Les éleveurs ont vu se restreindre un espace vital déjà inhospitalier.
« Les éleveurs pastoraux, ils font partie de la couche la plus impactée par la crise », dit le député local Yoro Sow, « ils sont extrêmement vulnérables ».
Leur principale source de revenus s’est tarie quand les autorités ont fermé les marchés où ils vendent habituellement leur cheptel.
– Chute des prix –
Les marchés hebdomadaires, ou « loumas », attirent les négociants venus d’aussi loin que la capitale Dakar, à près de 300 km, et étaient le coeur battant de la région jusqu’à leur fermeture en mars.
Les autorités permettent aux éleveurs de vendre quelques têtes et distribuent de la nourriture pour les aider à alimenter le bétail. Mais cela ne suffit pas.
La saison sèche est toujours éprouvante, dit Mamadou Cissé, inspecteur vétérinaire au ministère de l’Elevage. Mais la fermeture des « loumas » et les limitations de déplacement ont été « très, très, très difficiles » pour la profession, poursuit-il.

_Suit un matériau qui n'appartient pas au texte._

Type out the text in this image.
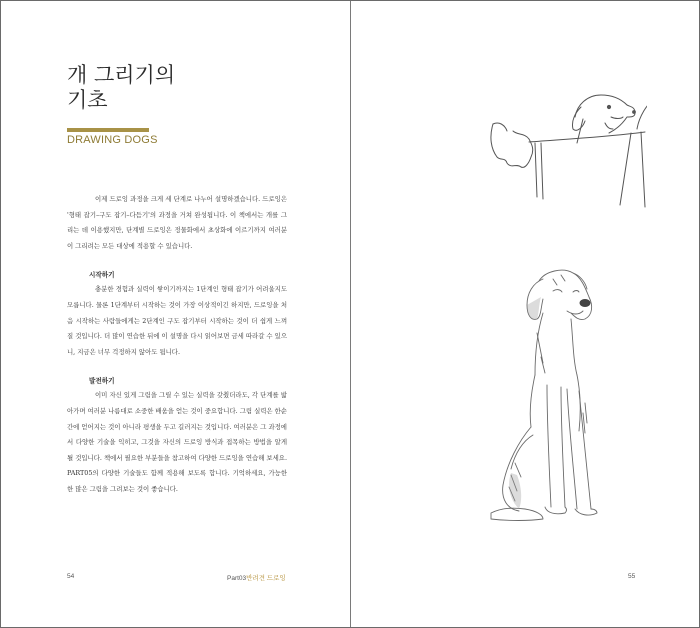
개 그리기의
기초
DRAWING DOGS

이제 드로잉 과정을 크게 세 단계로 나누어 설명하겠습니다. 드로잉은 '형태 잡기–구도 잡기–다듬기'의 과정을 거쳐 완성됩니다. 이 책에서는 개를 그리는 데 이용했지만, 단계별 드로잉은 정물화에서 초상화에 이르기까지 여러분이 그리려는 모든 대상에 적용할 수 있습니다.

시작하기

충분한 경험과 실력이 쌓이기까지는 1단계인 형태 잡기가 어려울지도 모릅니다. 물론 1단계부터 시작하는 것이 가장 이상적이긴 하지만, 드로잉을 처음 시작하는 사람들에게는 2단계인 구도 잡기부터 시작하는 것이 더 쉽게 느껴질 것입니다. 더 많이 연습한 뒤에 이 설명을 다시 읽어보면 금세 따라갈 수 있으니, 지금은 너무 걱정하지 않아도 됩니다.

발전하기

이미 자신 있게 그림을 그릴 수 있는 실력을 갖췄더라도, 각 단계를 밟아가며 여러분 나름대로 소중한 배움을 얻는 것이 중요합니다. 그림 실력은 한순간에 얻어지는 것이 아니라 평생을 두고 길러지는 것입니다. 여러분은 그 과정에서 다양한 기술을 익히고, 그것을 자신의 드로잉 방식과 접목하는 방법을 알게 될 것입니다. 책에서 필요한 부분들을 참고하여 다양한 드로잉을 연습해 보세요. PART05의 다양한 기술들도 함께 적용해 보도록 합니다. 기억하세요, 가능한 한 많은 그림을 그려보는 것이 좋습니다.

54	Part03반려견 드로잉	55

Les prix auxquels les éleveurs vendent la viande ont chuté, les acheteurs profitant de la situation pour tirer les tarifs vers le bas, disent éleveurs et responsables locaux.

Une bête qui se négociait à 75.000 francs CFA (115 euros) part pour 35.000 (53 euros), dit Diégane Daff, conseillère municipale dans la petite ville de Barkedji. Des sommes redépensées dans la nourriture des bêtes et les sacs de riz pour la famille.
La pandémie frappe sévèrement toute l’économie du Sénégal, pays très rural de 16 millions de personnes, très majoritairement musulmanes, dont 40% vivent sous le seuil de pauvreté selon la Banque mondiale.
Mais la région est particulièrement touchée, dit Diégane Daff.
« Le village est en crise parce qu’ici, c’est une zone sylvo-pastorale, on n’a que de l’élevage et un peu d’agriculture », dit-elle. Les éleveurs survivent en se portant mutuellement assistance autant que possible, dit-elle.
Une ONG locale, Adid, estime à des dizaines de milliers le nombre d’éleveurs affectés.
– Refuge –
De nombreux Peuls se tournent en dernier ressort vers ce qu’on appelle le « Ranch de Dolly ».
Le Sénégal a réservé ce territoire de 87,5 hectares aux activités pastorales en 1969.
Le terrain est ceint d’un mur. Il a l’air aussi sec que ses alentours. Mais les éleveurs y font moins paître leur bétail en période d’abondance. La ressource végétale y subsiste donc plus longtemps à la saison sèche.
Les éleveurs y accèdent gratuitement. Ils y campent dans des huttes au milieu de leurs bêtes.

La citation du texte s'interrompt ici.